Os Batistas Particulares surgiram a partir do movimento Puritano inglês nas paróquias e universidades da Inglaterra. Vários dos primeiros Batistas Particulares da primeira geração chegaram a Cambridge e Oxford e começaram suas carreiras ministeriais como sacerdotes na Igreja da Inglaterra. Ministros leigos entre os Batistas Particulares estudaram e pregavam a teologia Reformada. Para os Batistas Particulares, uma aplicação consistente da teologia Reformada produziria conclusões Congregacionais e Batista. Esse foi o caso em sua Teologia Pactual, que se desenvolveu dentro da unidade e diversidade dos ramos maiores da árvore familiar pactual Reformada.

O coração da teologia pactual Reformada é a distinção substancial entre a Lei e o Evangelho. Esta distinção fundamental foi a base para as expressões mais desenvolvidas das alianças legais e evangélicas, ou o Pacto de Obras e o Pacto da Graça. A teologia pactual dos Batistas Particulares se juntou à unidade Lei-Evangelho relativa à condenação em Adão e à salvação em Cristo. Eles ensinaram claramente as doutrinas do Pacto de Obras e de Graça.[1]

A Confissão de Fé Batista de Londres (1689) confessa o Pacto de Obras, deslocando seus detalhes do capítulo sete para o capítulo seis.

 

Deus criou o homem justo e perfeito, e lhe deu uma lei justa, que seria para a vida se ele a tivesse guardado, ou para morte, se a desobedecesse (CFB1689 6:1, itálicos adicionado).
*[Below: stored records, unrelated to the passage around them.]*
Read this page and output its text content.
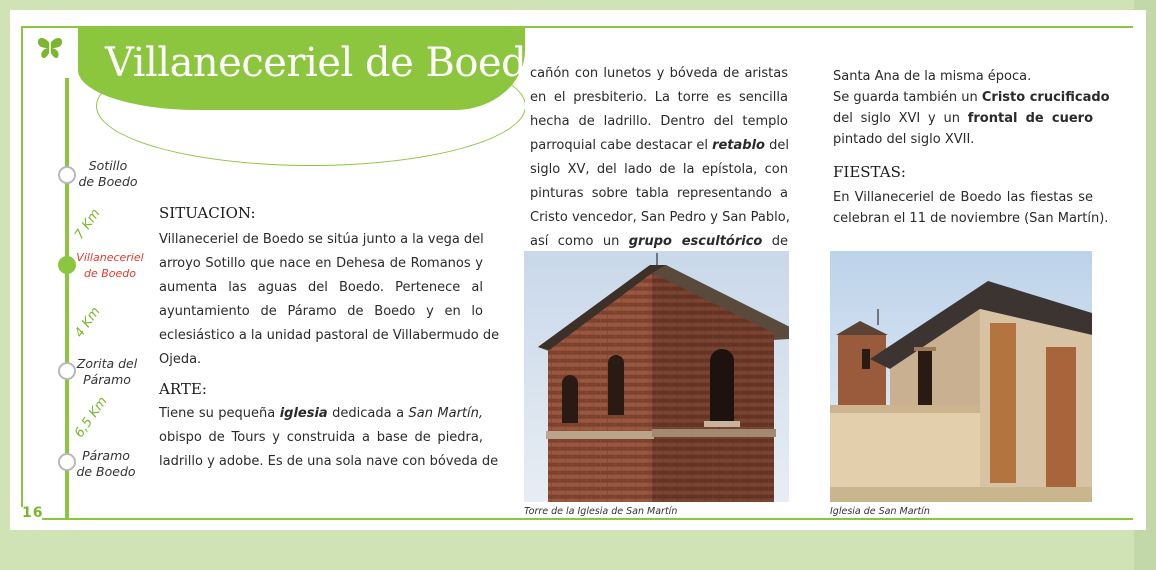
16
Villaneceriel de Boedo
Sotillo
de Boedo
7 Km
Villaneceriel
de Boedo
4 Km
Zorita del
Páramo
6,5 Km
Páramo
de Boedo
SITUACION:
Villaneceriel de Boedo se sitúa junto a la vega del
arroyo Sotillo que nace en Dehesa de Romanos y
aumenta las aguas del Boedo. Pertenece al
ayuntamiento de Páramo de Boedo y en lo
eclesiástico a la unidad pastoral de Villabermudo de
Ojeda.
ARTE:
Tiene su pequeña iglesia dedicada a San Martín,
obispo de Tours y construida a base de piedra,
ladrillo y adobe. Es de una sola nave con bóveda de
cañón con lunetos y bóveda de aristas
en el presbiterio. La torre es sencilla
hecha de ladrillo. Dentro del templo
parroquial cabe destacar el retablo del
siglo XV, del lado de la epístola, con
pinturas sobre tabla representando a
Cristo vencedor, San Pedro y San Pablo,
así como un grupo escultórico de
Santa Ana de la misma época.
Se guarda también un Cristo crucificado
del siglo XVI y un frontal de cuero
pintado del siglo XVII.
FIESTAS:
En Villaneceriel de Boedo las fiestas se
celebran el 11 de noviembre (San Martín).
Torre de la Iglesia de San Martín	Iglesia de San Martín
Mais tarde, no mesmo capítulo, a Confissão descreve a representação federal de Adão. Ele foi “o representante de toda humanidade” a qual foi “imputada” sua culpa e a “corrupção natural”. O capítulo sete identifica especificamente a “lei para a vida” do capítulo seis como uma aliança. Na verdade, afirma que a “lei para a vida” só pode ser uma aliança.

 

A distância entre Deus e a criatura é tão grande, que, embora as criaturas racionais Lhe devam obediência como seu Criador, nunca poderiam ter alcançado a recompensa da vida, senão por alguma condescendência voluntária da parte de Deus, que Ele Se agrada em expressar por meio de aliança (CFB1689 7.1, itálicos adicionados).
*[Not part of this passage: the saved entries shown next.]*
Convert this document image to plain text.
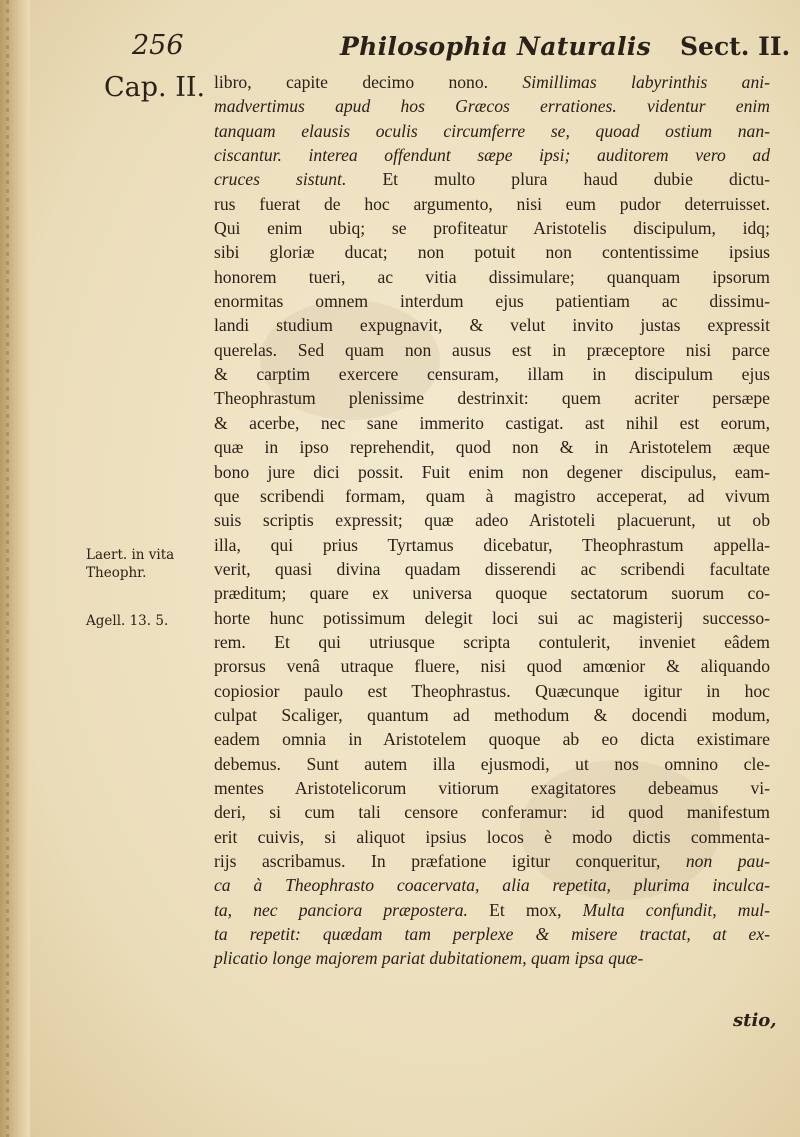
256	Philosophia Naturalis Sect. II.
Cap. II.
Laert. in vita Theophr.
Agell. 13. 5.
libro, capite decimo nono. Simillimas labyrinthis ani-
madvertimus apud hos Græcos errationes. videntur enim
tanquam elausis oculis circumferre se, quoad ostium nan-
ciscantur. interea offendunt sæpe ipsi; auditorem vero ad
cruces sistunt. Et multo plura haud dubie dictu-
rus fuerat de hoc argumento, nisi eum pudor deterruisset.
Qui enim ubiq; se profiteatur Aristotelis discipulum, idq;
sibi gloriæ ducat; non potuit non contentissime ipsius
honorem tueri, ac vitia dissimulare; quanquam ipsorum
enormitas omnem interdum ejus patientiam ac dissimu-
landi studium expugnavit, & velut invito justas expressit
querelas. Sed quam non ausus est in præceptore nisi parce
& carptim exercere censuram, illam in discipulum ejus
Theophrastum plenissime destrinxit: quem acriter persæpe
& acerbe, nec sane immerito castigat. ast nihil est eorum,
quæ in ipso reprehendit, quod non & in Aristotelem æque
bono jure dici possit. Fuit enim non degener discipulus, eam-
que scribendi formam, quam à magistro acceperat, ad vivum
suis scriptis expressit; quæ adeo Aristoteli placuerunt, ut ob
illa, qui prius Tyrtamus dicebatur, Theophrastum appella-
verit, quasi divina quadam disserendi ac scribendi facultate
præditum; quare ex universa quoque sectatorum suorum co-
horte hunc potissimum delegit loci sui ac magisterij successo-
rem. Et qui utriusque scripta contulerit, inveniet eâdem
prorsus venâ utraque fluere, nisi quod amœnior & aliquando
copiosior paulo est Theophrastus. Quæcunque igitur in hoc
culpat Scaliger, quantum ad methodum & docendi modum,
eadem omnia in Aristotelem quoque ab eo dicta existimare
debemus. Sunt autem illa ejusmodi, ut nos omnino cle-
mentes Aristotelicorum vitiorum exagitatores debeamus vi-
deri, si cum tali censore conferamur: id quod manifestum
erit cuivis, si aliquot ipsius locos è modo dictis commenta-
rijs ascribamus. In præfatione igitur conqueritur, non pau-
ca à Theophrasto coacervata, alia repetita, plurima inculca-
ta, nec panciora præpostera. Et mox, Multa confundit, mul-
ta repetit: quædam tam perplexe & misere tractat, at ex-
plicatio longe majorem pariat dubitationem, quam ipsa quæ-
stio,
Os Batistas Particulares se juntaram à unidade da teologia pactual Reformada, não apenas em relação ao Pacto de Obras, mas também ao Pacto da Graça. A salvação em Cristo veio somente pela graça através da fé em Cristo somente em todos os tempos. Os eleitos, dados a Cristo no Pacto da Redenção, recebem os seus benefícios no Pacto da Graça (veja CFB1689 7:2-3).

Os distintivos Batistas Particulares da teologia pactual derivam da diversidade já presente no pensamento Pedobatista. Um grande ramo dentro da árvore genealógica Reformada ensinou que o Pacto Mosaico é o Pacto de Obras em substância. Um ramo semelhante, mas distinto, viu o Pacto Mosaico como uma aliança de obras, embora distinta do Pacto de Obras original. Ambos os ramos atribuíram uma função subserviente ao Pacto Mosaico no que diz respeito a promover o progresso e a revelação do Pacto da Graça. Um terceiro ramo argumentou que o Pacto de Obras foi materialmente “divulgado”, “declarado” ou “revelado” a Israel, embora não tenha formalmente sido “feito” com eles. O Pacto Mosaico não era uma aliança de obras em substância. A característica distintiva da teologia pactual Batista Particular era aplicar essas ferramentas ao Pacto Abraâmico, concluindo que era uma aliança legal, terrena, nacional e tipológica.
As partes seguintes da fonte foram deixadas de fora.